Govt works on reducing loans, says Ling-Stuckey

National
Ian Ling-Stuckey

THE Government is working on lowering the interest costs on the country’s debt, says Ian Ling-Stuckey, the minister assisting the prime minister on treasury matters.
“No more expensive commercial loans such as the US$500 million (about K1.89 billion) sovereign bond taken out in 2018,” he said.
“Now, we are looking for good, concessional international financing.”
He said the sovereign bond had more than eight per cent interest.
“We paid over K152 million in just interest costs on this expensive loan in 2023. We are now looking at international financing at only half this rate.
“As we move towards a surplus in 2027, we can stop taking out new loans, and start repaying loans faster than initially planned.

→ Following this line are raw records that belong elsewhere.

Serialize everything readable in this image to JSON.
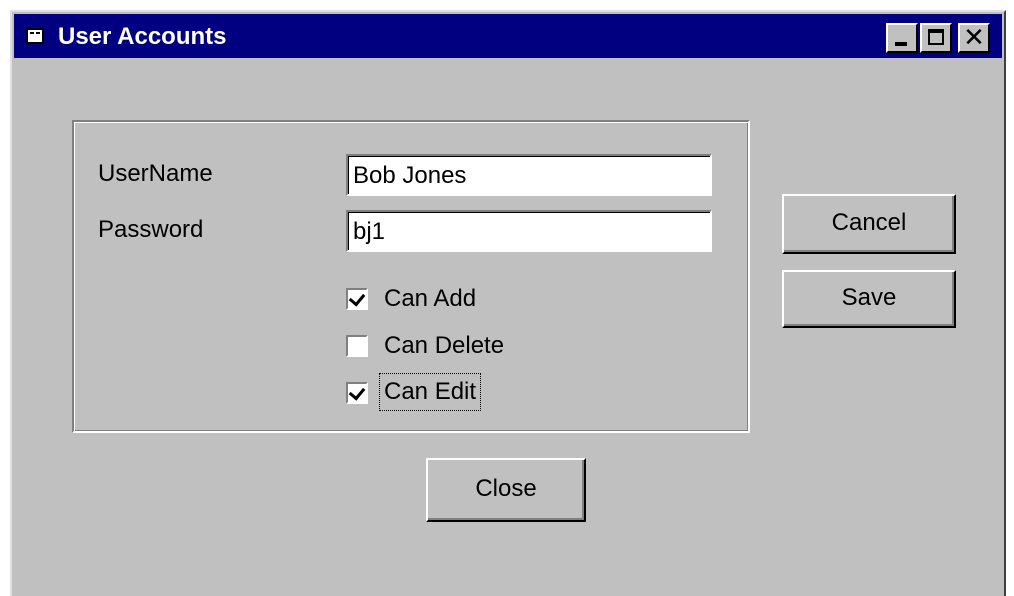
{
  "window": {
    "title": "User Accounts",
    "icon": "form-icon",
    "controls": [
      "minimize-icon",
      "maximize-icon",
      "close-icon"
    ],
    "close_glyph": "✕",
    "colors": {
      "titlebar": "#000080",
      "face": "#c0c0c0"
    }
  },
  "form": {
    "username": {
      "label": "UserName",
      "value": "Bob Jones"
    },
    "password": {
      "label": "Password",
      "value": "bj1"
    },
    "permissions": [
      {
        "label": "Can Add",
        "checked": true
      },
      {
        "label": "Can Delete",
        "checked": false
      },
      {
        "label": "Can Edit",
        "checked": true,
        "focused": true
      }
    ]
  },
  "buttons": {
    "cancel": "Cancel",
    "save": "Save",
    "close": "Close"
  }
}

“This is what a surplus budget means: we no longer need to take out any more debt, and we can start paying down our debt.”
He said that debt-to-Gross Domestic Product (GDP) ratio dropped from 52.6 per cent in 2021 to an estimated 52 per cent in 2023.
He said under the 13-year budget repair and reconstruction plan, the Government has the option of paying off all PNG’s sovereign debt by 2034.
“Future assistance will then focus on grants. We won’t need any more loans,” he said.
He said new sources of grant aid would be sought, such as through the Millenium Challenge Corporation (MCC).
Ling-Stuckey said countries must meet strict requirements to receive grant funding, such as ruling justly, investing in people, and economic freedom.